As of December 31, 2018, the Company had a working capital deficit of $2,983,926 and accumulated deficit $10,501,055. For the year ended December 31, 2018, the Company had a net loss of $5,790,835 and net cash used by operating activities of $2,356,186. Net cash used in investing activities was $3,002. Net cash provided by financing activities was $2,444,960, resulting principally from $2,632,956 proceeds from the sale of common stock, $1,255,500 net proceeds from the issuance of convertible notes, $101,450 net proceeds from related party loans and $73,500 net proceeds from the issuance of notes payable

 

The Company’s cash balance and revenues generated are not currently sufficient and cannot be projected to cover its operating expenses for the next twelve months from the date of this report.
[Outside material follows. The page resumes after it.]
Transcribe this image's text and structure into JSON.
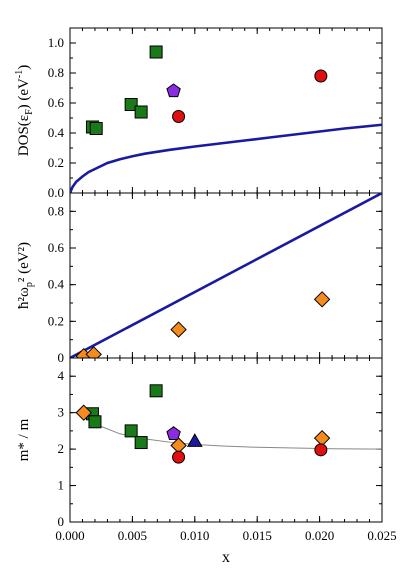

These matters raise substantial doubt about the Company’s ability to continue as a going concern. Management’s plans include attempting to improve its business profitability and its ability to generate sufficient cash flow from its operations to meet its needs on a timely basis, obtaining additional working capital funds through equity and debt financing arrangements, and restructuring on-going operations to eliminate inefficiencies to raise cash balance in order to meet its anticipated cash requirements for the next twelve months from the date of this report. However, there can be no assurance that these plans and arrangements will be sufficient to fund the Company’s ongoing capital expenditures, working capital, and other requirements. Management intends to make every effort to identify and develop sources of funds. The outcome of these matters cannot be predicted at this time. There can be no assurance that any additional financings will be available to the Company on satisfactory terms and conditions, if at all.

 

The ability of the Company to continue as a going concern is dependent upon its ability to raise additional capital and achieve profitable operations. The accompanying consolidated financial statements do not include any adjustments related to the recoverability or classification of asset-carrying amounts or the amounts and classification of liabilities that may result should the Company be unable to continue as a going concern. 

 

During July 2016, HLYK entered into an Investment Agreement (the “Investment Agreement”) pursuant to which the investor has agreed to purchase up to $3,000,000 of HLYK common stock over a three-year period starting upon registration of the underlying shares, with such shares put to the investor by the Company pursuant to a specified formula that limits the number of shares able to be put to the investor to the number equal to the average trading volume of the Company’s common shares for the ten consecutive trading days prior to the put notice being issued. During the year ended December 31, 2018, the Company received $440,523 from the proceeds of the sale of 2,440,337 shares pursuant to the Investment Agreement. During July 2018, we also entered into a private placement transaction that generated net proceeds to the Company of $1,774,690. See Note 11.